I have played a tune in the dark on the porch
Of a prairie farm – summer rain coming
Down so straight you could set your chair right there
On the edge of the porch and keep bone dry.
Such straight regular rain, they say, is good
For the crop. Good for tunes too, I say,
Deep in the night, listening to the corn.

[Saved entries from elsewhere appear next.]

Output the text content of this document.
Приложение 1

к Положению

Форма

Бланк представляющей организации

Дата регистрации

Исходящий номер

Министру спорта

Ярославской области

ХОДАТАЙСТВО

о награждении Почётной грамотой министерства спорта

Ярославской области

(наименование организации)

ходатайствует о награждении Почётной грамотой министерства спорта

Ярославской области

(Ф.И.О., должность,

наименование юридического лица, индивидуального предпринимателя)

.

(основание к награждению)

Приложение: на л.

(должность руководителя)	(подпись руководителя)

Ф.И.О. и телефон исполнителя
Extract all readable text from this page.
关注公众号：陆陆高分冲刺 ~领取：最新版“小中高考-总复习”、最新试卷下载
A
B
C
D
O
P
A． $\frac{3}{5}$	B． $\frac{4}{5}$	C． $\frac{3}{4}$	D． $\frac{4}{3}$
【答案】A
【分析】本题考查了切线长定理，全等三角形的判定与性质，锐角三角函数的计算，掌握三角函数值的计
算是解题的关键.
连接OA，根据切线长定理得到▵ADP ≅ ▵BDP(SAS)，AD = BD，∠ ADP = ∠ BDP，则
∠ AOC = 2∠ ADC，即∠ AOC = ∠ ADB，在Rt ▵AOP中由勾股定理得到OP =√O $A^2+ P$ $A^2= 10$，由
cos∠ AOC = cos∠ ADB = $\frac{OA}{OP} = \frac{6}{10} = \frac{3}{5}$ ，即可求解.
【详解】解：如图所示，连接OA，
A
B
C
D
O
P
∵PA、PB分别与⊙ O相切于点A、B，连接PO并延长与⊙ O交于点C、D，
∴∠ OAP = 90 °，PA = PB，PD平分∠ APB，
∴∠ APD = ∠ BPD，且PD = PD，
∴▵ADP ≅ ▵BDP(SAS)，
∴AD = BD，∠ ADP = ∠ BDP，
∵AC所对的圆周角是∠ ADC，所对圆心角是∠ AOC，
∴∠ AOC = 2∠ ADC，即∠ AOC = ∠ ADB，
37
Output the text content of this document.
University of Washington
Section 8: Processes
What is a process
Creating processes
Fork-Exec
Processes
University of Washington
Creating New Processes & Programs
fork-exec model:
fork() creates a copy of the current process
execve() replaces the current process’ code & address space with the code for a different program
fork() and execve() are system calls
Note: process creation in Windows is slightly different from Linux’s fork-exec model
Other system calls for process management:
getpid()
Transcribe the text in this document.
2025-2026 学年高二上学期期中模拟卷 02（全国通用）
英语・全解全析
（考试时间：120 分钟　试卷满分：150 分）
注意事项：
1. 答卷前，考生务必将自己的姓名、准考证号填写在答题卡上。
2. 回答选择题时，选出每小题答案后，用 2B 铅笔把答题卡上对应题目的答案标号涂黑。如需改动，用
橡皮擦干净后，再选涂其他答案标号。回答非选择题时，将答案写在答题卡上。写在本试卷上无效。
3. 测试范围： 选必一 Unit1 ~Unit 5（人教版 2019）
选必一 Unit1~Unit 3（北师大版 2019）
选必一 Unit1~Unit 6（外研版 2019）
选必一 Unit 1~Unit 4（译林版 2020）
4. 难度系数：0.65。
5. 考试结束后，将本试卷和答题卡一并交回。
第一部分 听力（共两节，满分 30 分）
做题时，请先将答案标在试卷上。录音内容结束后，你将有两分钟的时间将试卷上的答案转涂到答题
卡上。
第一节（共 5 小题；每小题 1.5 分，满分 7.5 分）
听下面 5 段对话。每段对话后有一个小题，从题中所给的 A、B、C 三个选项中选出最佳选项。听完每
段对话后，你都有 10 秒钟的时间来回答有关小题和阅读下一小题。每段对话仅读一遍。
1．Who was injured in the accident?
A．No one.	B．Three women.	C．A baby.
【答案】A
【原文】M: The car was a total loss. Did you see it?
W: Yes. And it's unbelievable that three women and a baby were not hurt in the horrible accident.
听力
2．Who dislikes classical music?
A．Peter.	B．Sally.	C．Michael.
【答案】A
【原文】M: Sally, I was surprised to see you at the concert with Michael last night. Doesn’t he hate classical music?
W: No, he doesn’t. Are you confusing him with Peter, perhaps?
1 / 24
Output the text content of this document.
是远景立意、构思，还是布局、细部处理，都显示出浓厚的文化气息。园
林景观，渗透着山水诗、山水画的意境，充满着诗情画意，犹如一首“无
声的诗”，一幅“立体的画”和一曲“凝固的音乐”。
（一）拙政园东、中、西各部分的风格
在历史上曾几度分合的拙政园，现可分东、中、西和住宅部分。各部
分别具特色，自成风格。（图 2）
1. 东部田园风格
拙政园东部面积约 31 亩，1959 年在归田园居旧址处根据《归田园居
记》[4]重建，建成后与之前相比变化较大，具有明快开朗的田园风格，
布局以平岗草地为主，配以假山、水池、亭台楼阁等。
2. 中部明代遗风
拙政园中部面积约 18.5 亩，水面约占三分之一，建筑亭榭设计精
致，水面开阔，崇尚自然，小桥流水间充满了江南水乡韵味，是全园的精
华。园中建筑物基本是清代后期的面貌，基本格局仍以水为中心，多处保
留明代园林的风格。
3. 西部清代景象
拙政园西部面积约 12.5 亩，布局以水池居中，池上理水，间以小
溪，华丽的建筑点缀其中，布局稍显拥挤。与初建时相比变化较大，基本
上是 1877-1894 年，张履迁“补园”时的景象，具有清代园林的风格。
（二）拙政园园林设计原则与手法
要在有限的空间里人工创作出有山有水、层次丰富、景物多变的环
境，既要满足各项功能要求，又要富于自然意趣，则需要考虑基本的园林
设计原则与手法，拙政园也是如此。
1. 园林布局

And I remember a tune one winter
Afternoon up north, fiddling after chores.
The sun staring in through a wet kitchen
Window – all ice outside, all steam inside.
My chair tips back; the woodstove snaps loudly,
Popping irregular time to the steppy
Tunes, flannel and coffee, bisquits and boots.

I’ve played tunes on a fine spring evening
At the town hall dance where everybody shows,
Joking with the caller, shaking off winter,
Stretching limbs, swapping partners for neighbors.
Good healthy tempos break the first real sweat.
Long lines forward and back and – Look! Outside!
The sun’s still up on a fine green evening!

And then there is a tune I know that plays just
Like a cold November morning. Sober.
Inside, looking out. A gray air that wants
Chords unresolved – turning into the mist
Like so many leaves, riven and broken,
Returning from sky to earth after fall –
The undeniable fall – calls them home.

I have played tunes – not songs. Not voiceable,
Obvious word-infested songs – but tunes,
Each tune a puzzle, each one a box
With its own proud secret. Each its own smile
Sweetly shown – each tune is a lesson pondered.
Pattern – at once familiar yet unique –
Like snow crystals – like footprints – like the way
The world is right now – that’s what a tune is.

No sir.

No sir. They don’t all sound the same to me.